Clinical Research Center, The Second Hospital of Nanjing, Nanjing University of Chinese Medicine, Nanjing, 210003, Jiangsu, People's Republic of China.
Sci Rep. 2025 Feb 17;15(1):5729. doi: 10.1038/s41598-024-74779-6.
This study was conducted to investigate the relationship between STK11 genetic alterations and the outcomes of patients with metastatic EGFR mutant lung cancer. Clinical characteristics and genomic data were downloaded from the cBioPortal database. The information of the case with STK11 mutation was collected from Jiangyin People's Hospital. Univariate and multivariate analyses were performed to distinguish the prognostic differences. Outcomes were analyzed before and after propensity score matching (PSM). A patient with STK11 mutation was insensitive to osimertinib and had an extremely poor prognosis. Further analysis showed that STK11 mutations had a strong mutual exclusion with EGFR mutations. A total of 960 patients with metastatic EGFR mutant lung adenocarcinoma were enrolled in the prognostic analysis. STK11 alternation was a significant predictor of worse outcomes in univariate or multivariate analyses. After PSM, patients with STK11 alternations still exhibited poor prognoses. Cell culture experiments also showed that the loss of STK11 could contribute to the resistance of osimertinib. Functionally, STK11 mutation was positively associated with metabolic signaling pathways and immune infiltrates negatively. Through drug screening, trametinib was identified to sensitize osimertinib in the STK11-deficient cell. This study found that STK11 genetic alterations portend a worse prognosis for patients with metastatic EGFR mutant lung cancer and led to osimertinib resistance potentially. MEK inhibitors could sensitize osimertinib in the STK11-deficient cell.

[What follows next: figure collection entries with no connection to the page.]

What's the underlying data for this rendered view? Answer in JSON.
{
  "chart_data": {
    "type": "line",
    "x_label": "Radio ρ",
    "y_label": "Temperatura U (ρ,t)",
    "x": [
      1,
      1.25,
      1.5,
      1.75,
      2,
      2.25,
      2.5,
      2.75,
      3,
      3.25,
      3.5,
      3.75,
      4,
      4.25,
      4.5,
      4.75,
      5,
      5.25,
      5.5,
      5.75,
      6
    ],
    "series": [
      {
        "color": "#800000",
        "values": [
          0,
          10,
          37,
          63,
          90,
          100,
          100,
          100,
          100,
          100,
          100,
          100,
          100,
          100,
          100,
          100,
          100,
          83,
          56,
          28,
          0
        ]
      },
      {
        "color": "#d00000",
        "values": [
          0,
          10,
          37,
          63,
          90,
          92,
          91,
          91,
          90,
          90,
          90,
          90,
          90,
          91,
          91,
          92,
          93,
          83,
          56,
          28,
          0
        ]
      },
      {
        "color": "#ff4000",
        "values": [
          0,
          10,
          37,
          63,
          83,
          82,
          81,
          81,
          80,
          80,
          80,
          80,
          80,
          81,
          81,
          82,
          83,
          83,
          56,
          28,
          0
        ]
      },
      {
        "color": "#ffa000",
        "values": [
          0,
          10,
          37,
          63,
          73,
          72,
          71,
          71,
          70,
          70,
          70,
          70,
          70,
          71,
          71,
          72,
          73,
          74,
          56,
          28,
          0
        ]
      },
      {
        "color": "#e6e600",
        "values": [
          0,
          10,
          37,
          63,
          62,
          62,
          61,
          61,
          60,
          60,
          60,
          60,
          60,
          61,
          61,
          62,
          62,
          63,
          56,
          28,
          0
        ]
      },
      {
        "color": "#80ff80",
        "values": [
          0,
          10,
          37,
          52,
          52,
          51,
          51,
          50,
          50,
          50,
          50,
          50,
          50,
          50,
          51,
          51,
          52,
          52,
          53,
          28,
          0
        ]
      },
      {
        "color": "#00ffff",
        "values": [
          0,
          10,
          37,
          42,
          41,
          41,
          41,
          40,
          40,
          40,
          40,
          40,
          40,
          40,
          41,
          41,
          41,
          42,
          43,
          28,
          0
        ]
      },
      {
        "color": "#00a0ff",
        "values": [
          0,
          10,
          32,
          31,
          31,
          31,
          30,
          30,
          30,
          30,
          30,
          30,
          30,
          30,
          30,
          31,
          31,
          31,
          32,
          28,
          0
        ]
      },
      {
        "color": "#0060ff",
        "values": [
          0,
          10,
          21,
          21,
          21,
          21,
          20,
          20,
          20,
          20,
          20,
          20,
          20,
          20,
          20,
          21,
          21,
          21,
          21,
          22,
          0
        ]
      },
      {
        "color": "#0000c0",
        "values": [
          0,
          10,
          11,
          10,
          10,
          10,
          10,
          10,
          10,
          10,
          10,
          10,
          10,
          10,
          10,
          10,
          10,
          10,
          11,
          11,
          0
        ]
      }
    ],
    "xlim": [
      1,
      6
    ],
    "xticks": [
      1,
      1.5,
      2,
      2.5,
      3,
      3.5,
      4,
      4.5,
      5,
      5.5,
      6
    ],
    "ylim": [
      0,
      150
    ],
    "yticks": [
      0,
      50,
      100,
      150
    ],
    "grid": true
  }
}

本研究旨在探讨STK11基因改变与转移性EGFR突变肺癌患者预后之间的关系。临床特征和基因组数据从cBioPortal数据库下载。STK11突变病例的信息从江阴人民医院收集。进行单因素和多因素分析以区分预后差异。在倾向评分匹配(PSM)前后分析预后。STK11突变患者对奥希替尼不敏感且预后极差。进一步分析表明,STK11突变与EGFR突变存在强烈的相互排斥。共有960例转移性EGFR突变肺腺癌患者纳入预后分析。在单因素或多因素分析中,STK11改变是预后较差的显著预测因素。PSM后,STK11改变的患者仍表现出不良预后。细胞培养实验还表明,STK11缺失可导致对奥希替尼的耐药性。在功能上,STK11突变与代谢信号通路呈正相关,与免疫浸润呈负相关。通过药物筛选,发现曲美替尼可使STK11缺陷细胞对奥希替尼敏感。本研究发现,STK11基因改变预示着转移性EGFR突变肺癌患者预后较差,并可能导致奥希替尼耐药。MEK抑制剂可使STK11缺陷细胞对奥希替尼敏感。